Question mark over 2021 Tokyo Olympics

For some athletes, today was the last chance to take part in the Tokyo Olympics. They are too old, too exhausted or too financially stretched to wait for another year.

One of them is 35-year-old Tetsuya Sotomura. When I met him on a sweltering afternoon earlier this week he was still hard at it in a converted factory building in a north Tokyo suburb, flying high into the air, spinning and tumbling on a massive trampoline.

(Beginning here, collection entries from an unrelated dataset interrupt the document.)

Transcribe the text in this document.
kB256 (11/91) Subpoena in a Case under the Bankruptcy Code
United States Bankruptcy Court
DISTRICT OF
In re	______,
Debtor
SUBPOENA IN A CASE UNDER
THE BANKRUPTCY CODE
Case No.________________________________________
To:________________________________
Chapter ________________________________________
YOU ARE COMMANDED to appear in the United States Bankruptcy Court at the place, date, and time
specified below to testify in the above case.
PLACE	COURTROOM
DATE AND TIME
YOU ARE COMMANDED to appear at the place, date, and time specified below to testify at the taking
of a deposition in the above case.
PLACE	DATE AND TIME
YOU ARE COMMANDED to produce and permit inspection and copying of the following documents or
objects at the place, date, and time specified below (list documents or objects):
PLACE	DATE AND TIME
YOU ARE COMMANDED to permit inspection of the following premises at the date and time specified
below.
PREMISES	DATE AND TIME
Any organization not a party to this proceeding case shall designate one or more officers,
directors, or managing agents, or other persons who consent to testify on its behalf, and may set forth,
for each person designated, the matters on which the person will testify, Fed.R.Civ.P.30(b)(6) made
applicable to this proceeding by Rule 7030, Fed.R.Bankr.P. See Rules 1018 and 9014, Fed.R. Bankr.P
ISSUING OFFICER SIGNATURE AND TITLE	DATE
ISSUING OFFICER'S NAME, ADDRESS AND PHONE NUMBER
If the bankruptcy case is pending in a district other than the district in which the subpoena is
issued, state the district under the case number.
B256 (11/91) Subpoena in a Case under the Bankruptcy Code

Back in 2008 Tetsuya placed 4th at the Beijing Olympics, just missing a bronze medal. Since then he's fought injury that put him out of London in 2012 and Rio in 2016. Tokyo was to be his last hurrah, a hometown Olympics to end his trampolining career on a high. But another year is just too much.

"Back in 2008, if the Beijing Games had been postponed by a year I would have thought ok, it's another year to train, another year to grow," he tells me. "But now I am 35. A year feels like a very long time. So, I have decided retirement is the only option."

But there is another reason Tetsuya is getting off the trampoline. He thinks Tokyo 2021 may never happen.

"It's so uncertain. No one knows the probability. If what awaits us next year is cancellation, I would have lost another year for nothing. So that is another reason to go now."

Enthusiasm for the games has plummeted in Japan since COVID-19 arrived here in January. The Japanese government has closed Japan's borders to most foreigners to protect the country from imported cases, and many Japanese people are in no hurry to see them re-open for athletes or spectators.

TV reporters have been visiting the towns due to host various foreign teams and asking locals how they feel. The residents of a town north of Tokyo due to host the Brazilian team were clearly struggling to maintain any semblance of enthusiasm. An opinion poll by the Kyodo news agency found just 23% of people in Japan now support holding the games if Covid infections are still widespread next year.

The latest figures from the World Health Organization (WHO) do not make for happy viewing. More than 15 million infections worldwide, and that number is growing by about a million every four to five days.